Learn Hadoop Basics – How MapReduce works in a shared cluster?
In this article, we are going learn about Hadoop. Now we are going to start with something we all know, a simple web application; typically we are going to separate our presentation and our business logic layer and running them just on two nodes which talk with a database. If we want to make it scalable we can add as many copies as we want since everything is stateless. This is all running on a cluster which we are all familiar with. Additionally we can make our web app log and save the log elsewhere and do something with it.
So, now if we have many app and hence many little log files, what are we going to do with all of them? the log files will have a number of keys to users’ behavior; they could tell us what the users have viewed, what they clicked, how long they have stayed on the page, what they clicked on most often and much more. Thus by analyzing the log files we could make our web app better by optimizing the web app according to the user behavior or perhaps personalize the experience for each user.
Well, if one could get so much important information from these logs, why don’t people do it more often? Well, these weblogs are huge; they are gigabytes or even terabytes of data. So, this huge data is too huge to even store, so how can one analyze it? Well, the best solution for this type of “Big Data” is Hadoop; Hadoop, its symbol is the elephant, can go the heavy lifting when it comes to Big Data. So, Hadoop is open-source and it is free and by the way it’s written almost entirely in Java. It runs on commodity hardware which is cheap hardware; hence it eliminates the necessity of purchasing very costly Oracle rack or other expensive storage that is super reliable. Hence, we can store months, if not years, of weblogs on it quite cheaply.

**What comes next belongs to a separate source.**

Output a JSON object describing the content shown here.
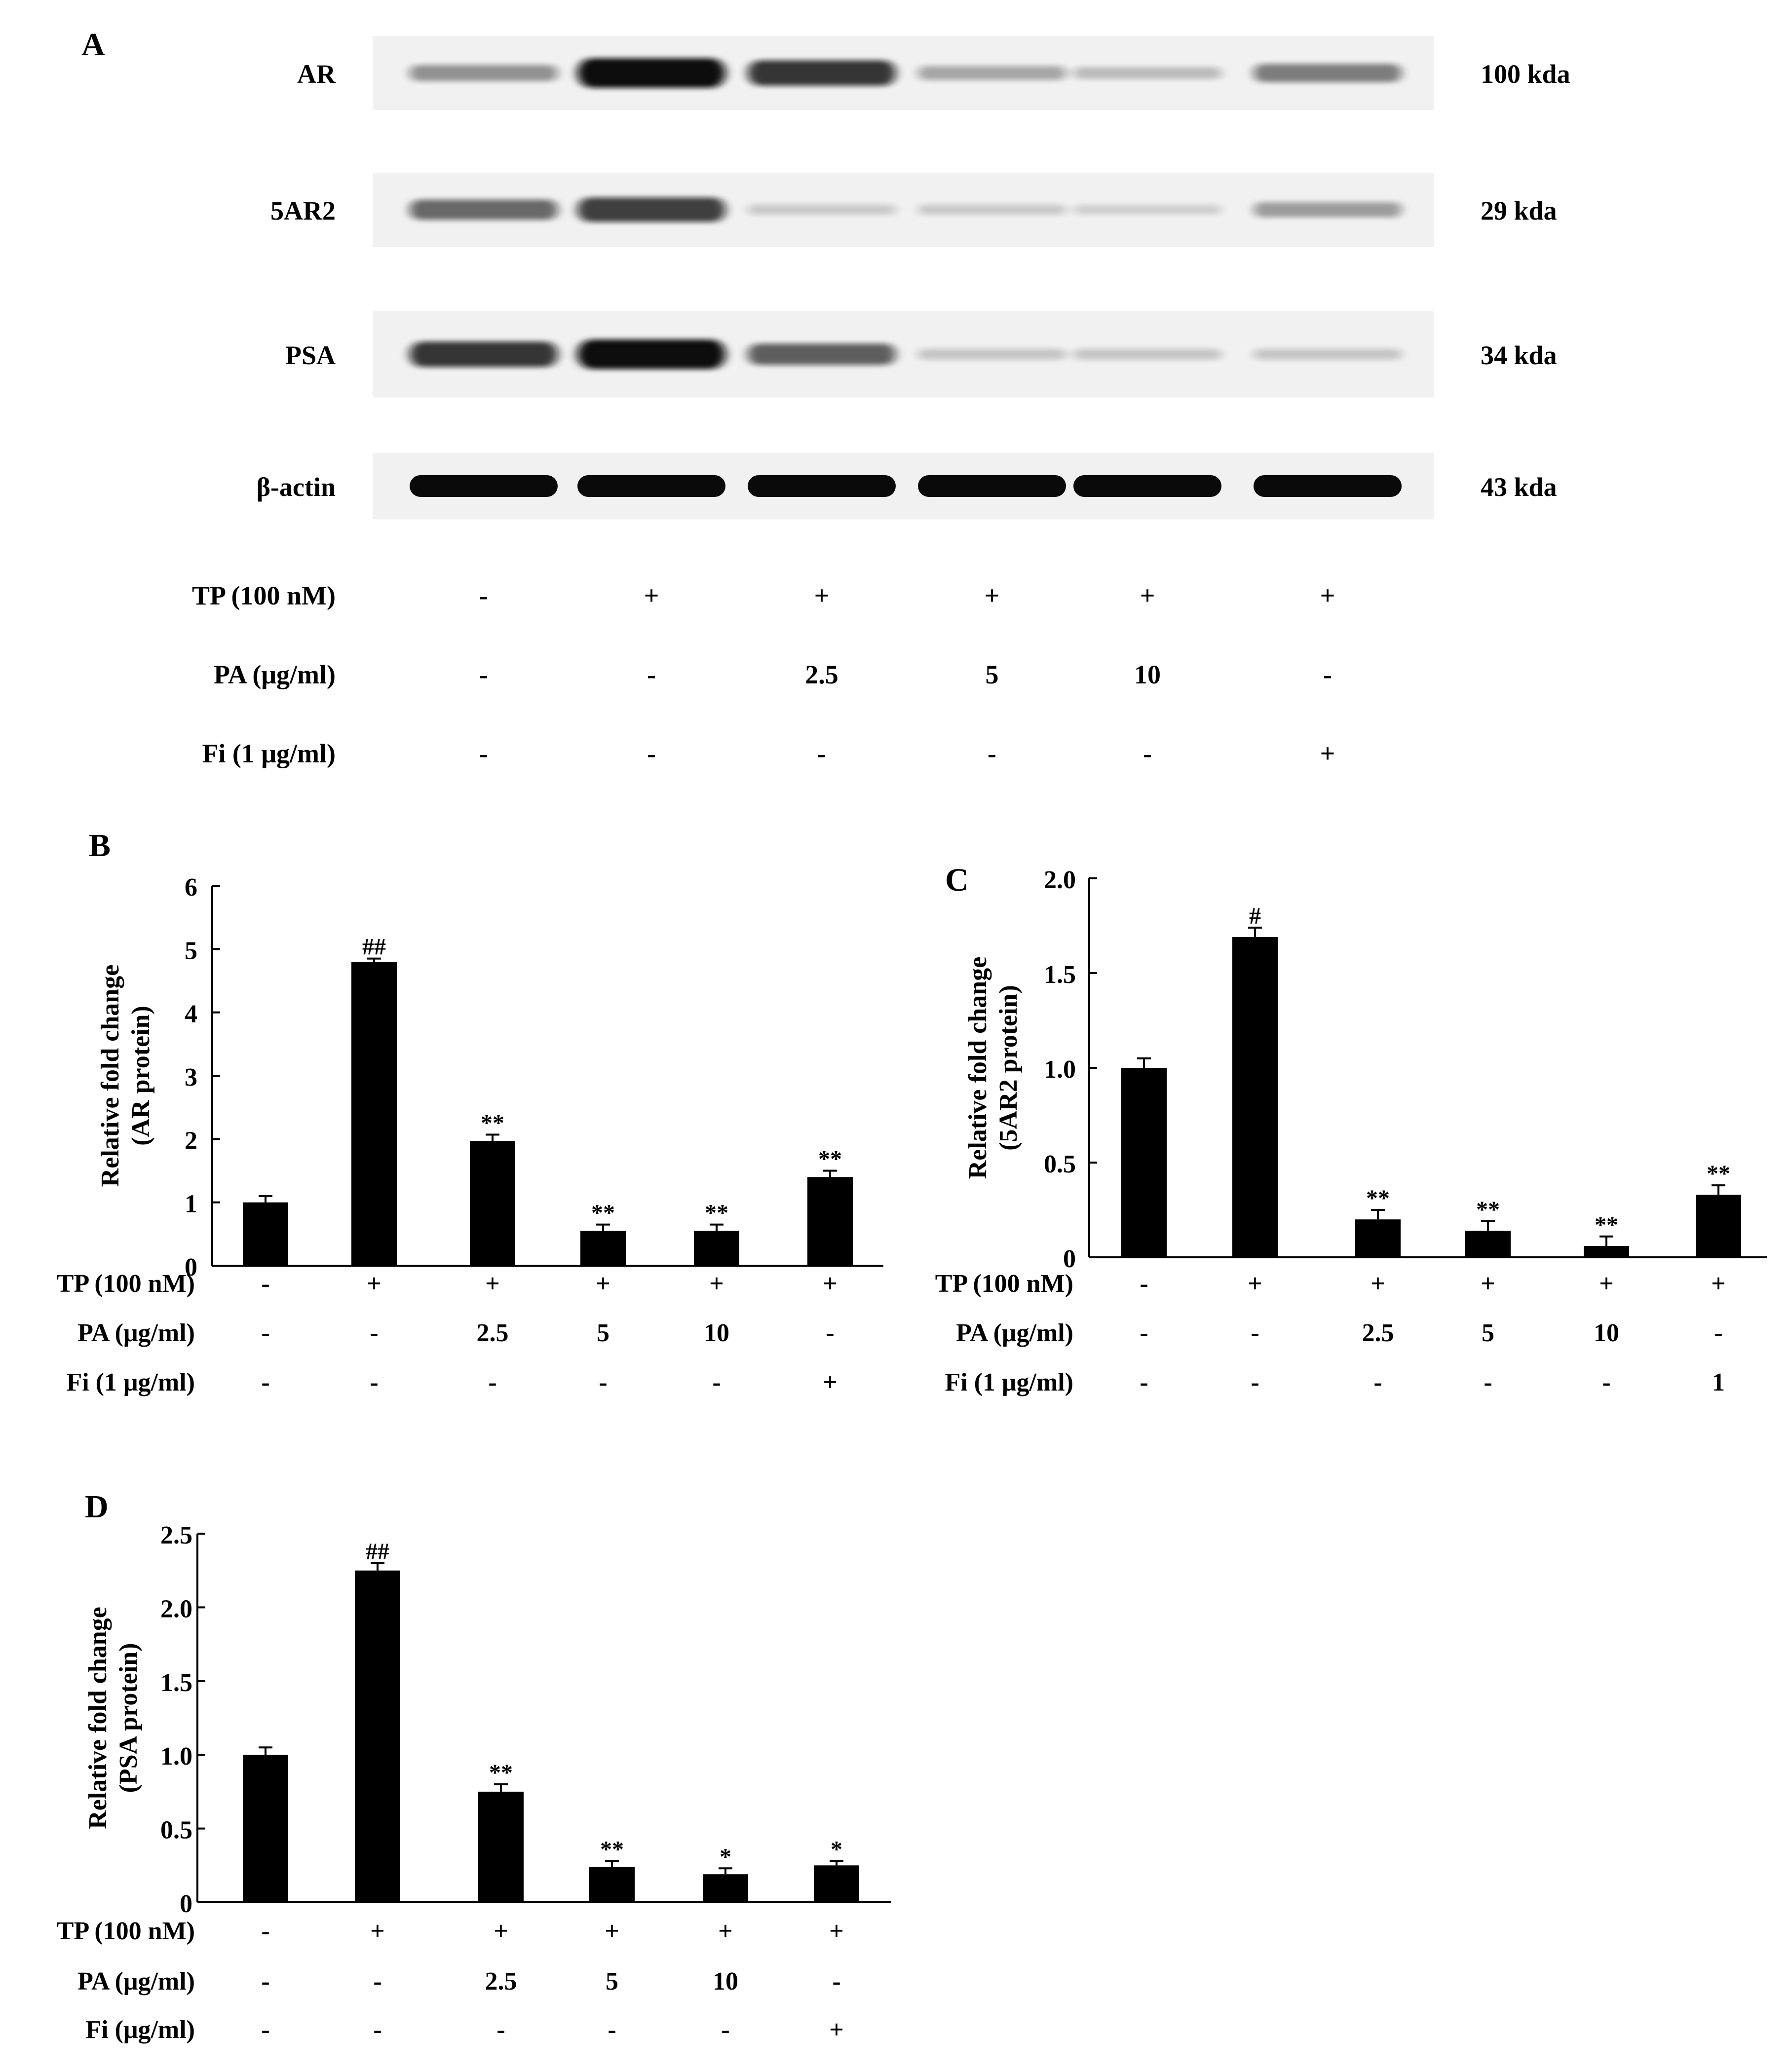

Another advantage of Hadoop apart from cheap storage option is one can easily analyze the data using MapReduce. This paradigm was introduced by Google to its papers something like 10 years ago and a few years later an open source project started to implement it in Java, which is Hadoop. What it does is batch processing of very large files in the distributed file system. The paradigm is very simple and yet very powerful. When Google introduced this they said that they were running their anchor text, their algorithm, and their PageRank algorithm, for instance, in MapReduce. And hence, distributed file system and MapReduce are the two keys to their initial success of how they make web search better. Additionally, many other people found that they could do a lot with MapReduce.
So, what we could do with that is we can turn our web app into a data-driven app. So what does a MapReduce app look like? It runs in a cluster and it runs tasks there; there are two types of tasks – Mappers and Reducers. The Mappers read a part of the input data and each of the parts is called a split. Now each Mapper does some processing on the data and spits out key-value pairs. Now these key-value pairs are sorted, and this is called the shuffle phase, and then sent to a Reducer in such a way that all the processes for a single key are sent to the same reducer. In that way, the Reducer receives a bag of all the values for a single key and now it can aggregate, analyze or do whatever it needs to get the final output. This way one can build complex workflows of MapReduce jobs by taking the output of one Reducer and giving it as an input to another and most importantly we can run many of them at the same time in a shared cluster.